Внутри послышалась какая-то возня, и через несколько секунд дверь открылась. Детектив Тео Роуэн имел привычку открывать дверь не так широко, как ожидаешь, – это всегда напоминало ей о тех людях, которые накидывают дверную цепочку при появлении нежданного гостя. Но репутация, которой Тео пользовался в отделе, была основана прежде всего на работе, которую он выполнял. Аманда представляла, как удивились бы при личной встрече с ним люди, которые о нем только слышали, но никогда не видели. Тео, которому не исполнилось еще и тридцати, отличался атлетическим сложением и густой копной вьющихся светлых волос. И несмотря на то что слухи про него ходили жутковатые, улыбка у него была приятная. Прямо как сейчас.
– О, Аманда!
– Привет, Тео.
Хотя улыбка осталась, дверь не открылась шире.
– Чему обязан таким удовольствием? – спросил Тео.
– Мне нужна помощь, чтобы кое-кого найти.
Оба знали, что это не входит в его служебные обязанности. Но, безуспешно испробовав все обычные каналы, Аманда решила, что Тео сумеет найти к решению ее задачи несколько иной подход.
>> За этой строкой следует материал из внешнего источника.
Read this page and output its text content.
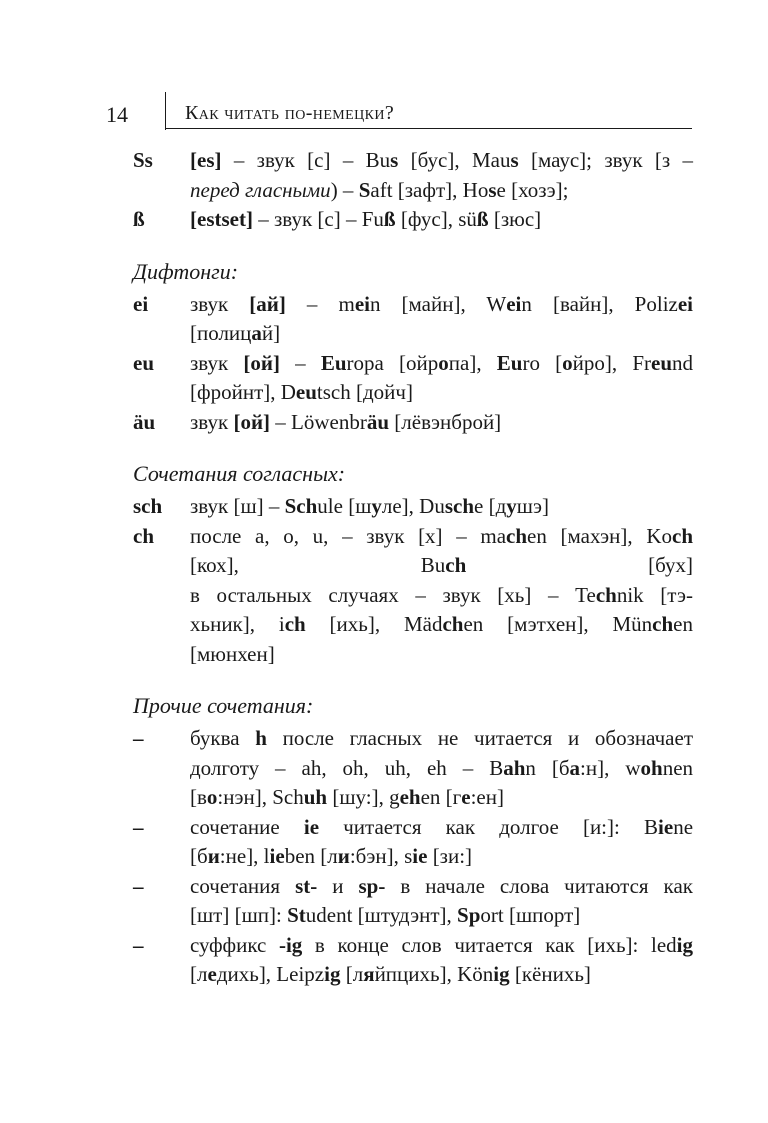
14	Как читать по-немецки?
Ss	[es] – звук [с] – Bus [бус], Maus [маус]; звук [з –
перед гласными) – Saft [зафт], Hose [хозэ];
ß	[estset] – звук [с] – Fuß [фус], süß [зюс]
Дифтонги:
ei	звук [ай] – mein [майн], Wein [вайн], Polizei
[полицай]
eu	звук [ой] – Europa [ойропа], Euro [ойро], Freund
[фройнт], Deutsch [дойч]
äu	звук [ой] – Löwenbräu [лёвэнброй]
Сочетания согласных:
sch	звук [ш] – Schule [шуле], Dusche [душэ]
ch	после a, o, u, – звук [х] – machen [махэн], Koch
[кох], Buch [бух]
в остальных случаях – звук [хь] – Technik [тэ-
хьник], ich [ихь], Mädchen [мэтхен], München
[мюнхен]
Прочие сочетания:
–	буква h после гласных не читается и обозначает
долготу – ah, oh, uh, eh – Bahn [ба:н], wohnen
[во:нэн], Schuh [шу:], gehen [ге:ен]
–	сочетание ie читается как долгое [и:]: Biene
[би:не], lieben [ли:бэн], sie [зи:]
–	сочетания st- и sp- в начале слова читаются как
[шт] [шп]: Student [штудэнт], Sport [шпорт]
–	суффикс -ig в конце слов читается как [ихь]: ledig
[ледихь], Leipzig [ляйпцихь], König [кёнихь]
Не то чтобы особо незаконный – скорее, скажем так, несколько более нестандартный, чем это предписывается правилами и регламентами.
И еще она предполагала, что его просто заинтригует подобная перспектива. И оказалась права. Через секунду дверь открылась как следует.
– Давай заходи.
Аманда последовала за Тео, закрыв за собой дверь. Несмотря на неофициальный титул, который присвоили этому помещению ее коллеги, «темная комната» в действительно была какой угодно, но только не темной. Хотя естественный свет тут отсутствовал, она была так ярко освещена, а все поверхности надраены до такого блеска, что своей обстановкой помещение скорее напоминало какую-то экспериментальную лабораторию.
И в некотором роде здесь действительно кое-что выращивалось.
Аманда глянула вбок. В то время как бо́льшая часть комнаты была белой и чисто прибранной, с выстроенными как на параде аккуратными батареями мониторов, одна из стен была темней и находилась в некотором беспорядке. Практически целиком ее занимал замысловатый стеллаж, составленный из железных стоек, в которые были вставлены десятки жестких дисков – торчащие из них кабели были тщательно свернуты и скреплены стяжками, но все равно образовывали единую перепутанную массу, из глубин которой мигало множество крошечных зеленых и красных светодиодных огоньков, словно паучьи глаза. Каждый из жестких дисков был скрупулезно помечен маленьким белым ярлычком. На многих из них, как она знала, были имена детей. Не настоящих, живых, а фальшивых интернет-личностей, которых создали Тео и его команда. Сфабрикованные на компьютере взрослые здесь тоже имелись. На других дисках были попросту указаны названия различных интернет-форумов. Некоторые из них были широко известны, но о ряде других, к счастью, широкая публика и понятия не имела.